A scene from the Groton Area Submarine Birthday Ball in Mashantucket, Conn., April 11, 2026. The event marked the 126th anniversary of the submarine force. (John Bellino/U.S. Navy)
The U.S. Navy’s Submarine Force celebrated its 126th anniversary on Sunday.
A birthday ball was held in Mashantucket, Conn., in the vicinity of Naval Submarine Base New London. General Dynamics subsidiary Electric Boat, a major submarine builder, is also headquartered in the area.
“If you can operate where others cannot, if you can see without being seen, if you can hold an adversary at risk without revealing yourself, you don’t just participate in maritime warfare, you change it,” said Chief of Naval Operations Adm. Daryl Caudle at the event.
Another ball will be held at the Naval Postgraduate School in Monterey, Calif., on Saturday.
The origin of the force is dated to the Navy’s purchase of the USS Holland on April 11, 1900, which was primarily used for experimental purposes. The U.S. deployed submarines to a limited extent in World War I, but they became a serious component of American maritime power from World War II onward.
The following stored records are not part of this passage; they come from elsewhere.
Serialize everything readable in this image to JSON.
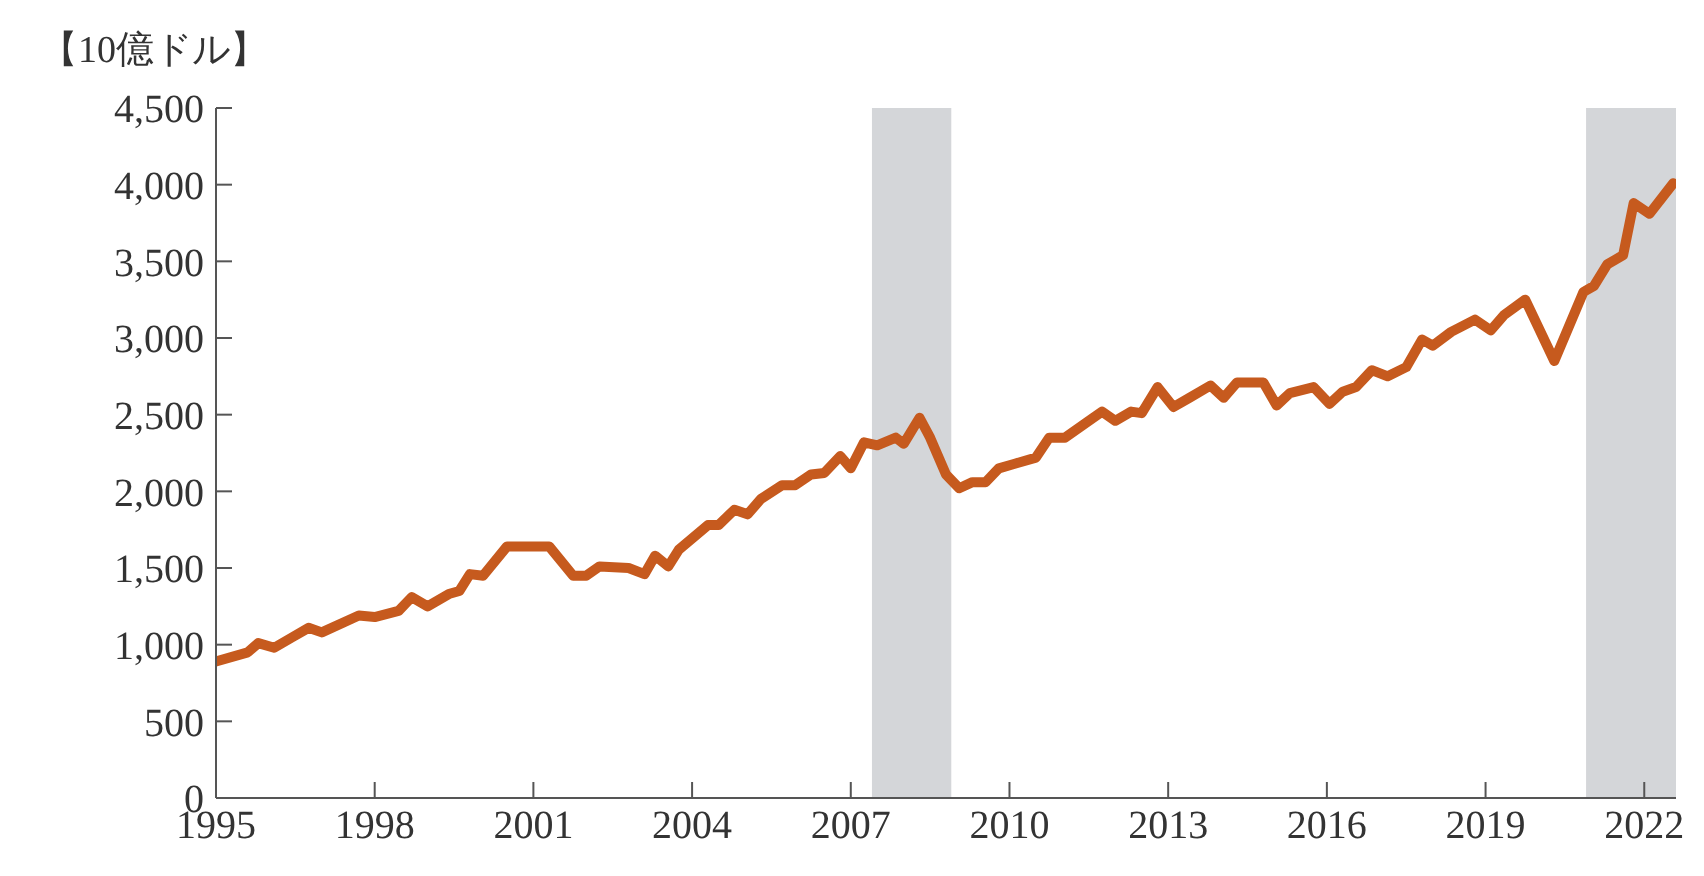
{
  "chart_data": {
    "type": "line",
    "ylabel": "【10億ドル】",
    "x": [
      1995.0,
      1995.6,
      1995.8,
      1996.1,
      1996.45,
      1996.75,
      1997.0,
      1997.7,
      1998.0,
      1998.45,
      1998.7,
      1999.0,
      1999.4,
      1999.6,
      1999.8,
      2000.05,
      2000.5,
      2001.3,
      2001.75,
      2002.0,
      2002.25,
      2002.8,
      2003.1,
      2003.3,
      2003.55,
      2003.75,
      2004.3,
      2004.5,
      2004.8,
      2005.05,
      2005.3,
      2005.7,
      2005.95,
      2006.25,
      2006.5,
      2006.8,
      2007.0,
      2007.25,
      2007.5,
      2007.85,
      2008.0,
      2008.3,
      2008.5,
      2008.8,
      2009.05,
      2009.3,
      2009.55,
      2009.8,
      2010.1,
      2010.5,
      2010.75,
      2011.05,
      2011.5,
      2011.75,
      2012.0,
      2012.3,
      2012.5,
      2012.8,
      2013.1,
      2013.4,
      2013.8,
      2014.05,
      2014.3,
      2014.8,
      2015.05,
      2015.3,
      2015.75,
      2016.05,
      2016.3,
      2016.55,
      2016.85,
      2017.15,
      2017.5,
      2017.8,
      2018.0,
      2018.35,
      2018.8,
      2019.1,
      2019.35,
      2019.75,
      2020.3,
      2020.85,
      2021.05,
      2021.3,
      2021.6,
      2021.8,
      2022.1,
      2022.55
    ],
    "series": [
      {
        "color": "#c65a1e",
        "values": [
          890,
          950,
          1010,
          980,
          1050,
          1110,
          1080,
          1190,
          1180,
          1220,
          1310,
          1250,
          1330,
          1350,
          1460,
          1450,
          1640,
          1640,
          1450,
          1450,
          1510,
          1500,
          1460,
          1580,
          1510,
          1620,
          1780,
          1780,
          1880,
          1850,
          1950,
          2040,
          2040,
          2110,
          2120,
          2230,
          2150,
          2320,
          2300,
          2350,
          2310,
          2480,
          2350,
          2110,
          2020,
          2060,
          2060,
          2150,
          2180,
          2220,
          2350,
          2350,
          2460,
          2520,
          2460,
          2520,
          2510,
          2680,
          2550,
          2610,
          2690,
          2610,
          2710,
          2710,
          2560,
          2640,
          2680,
          2570,
          2650,
          2680,
          2790,
          2750,
          2810,
          2990,
          2950,
          3040,
          3120,
          3050,
          3150,
          3250,
          2850,
          3300,
          3340,
          3480,
          3540,
          3880,
          3810,
          4010
        ]
      }
    ],
    "xlim": [
      1995,
      2022.6
    ],
    "xticks": [
      1995,
      1998,
      2001,
      2004,
      2007,
      2010,
      2013,
      2016,
      2019,
      2022
    ],
    "ylim": [
      0,
      4500
    ],
    "yticks": [
      0,
      500,
      {
        "value": 1000,
        "label": "1,000"
      },
      {
        "value": 1500,
        "label": "1,500"
      },
      {
        "value": 2000,
        "label": "2,000"
      },
      {
        "value": 2500,
        "label": "2,500"
      },
      {
        "value": 3000,
        "label": "3,000"
      },
      {
        "value": 3500,
        "label": "3,500"
      },
      {
        "value": 4000,
        "label": "4,000"
      },
      {
        "value": 4500,
        "label": "4,500"
      }
    ],
    "bands": [
      {
        "axis": "x",
        "from": 2007.4,
        "to": 2008.9,
        "color": "#d4d6d9"
      },
      {
        "axis": "x",
        "from": 2020.9,
        "to": 2022.6,
        "color": "#d4d6d9"
      }
    ],
    "line_style": "solid"
  }
}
Today’s Submarine Force counts 69 submarines, all of which are nuclear-powered and 14 of which form the seaborne leg of the U.S. nuclear triad. The force continues to evolve: the Navy last week said it would decommission the long-idle submarine USS Boise, which had become a symbol of shipbuilding and maintenance dysfunction.
Earlier in the month, the White House proposed a $1.5 trillion defense budget that called for the maintenance or increased procurement of “existing battle force platforms,” with the priorities including amphibious assault vessels, Columbia-class ballistic missile submarines and Virginia-class attack submarines.
The request comes as China has built up its submarine fleet, though many of its new submarines use conventional fuel rather than nuclear power.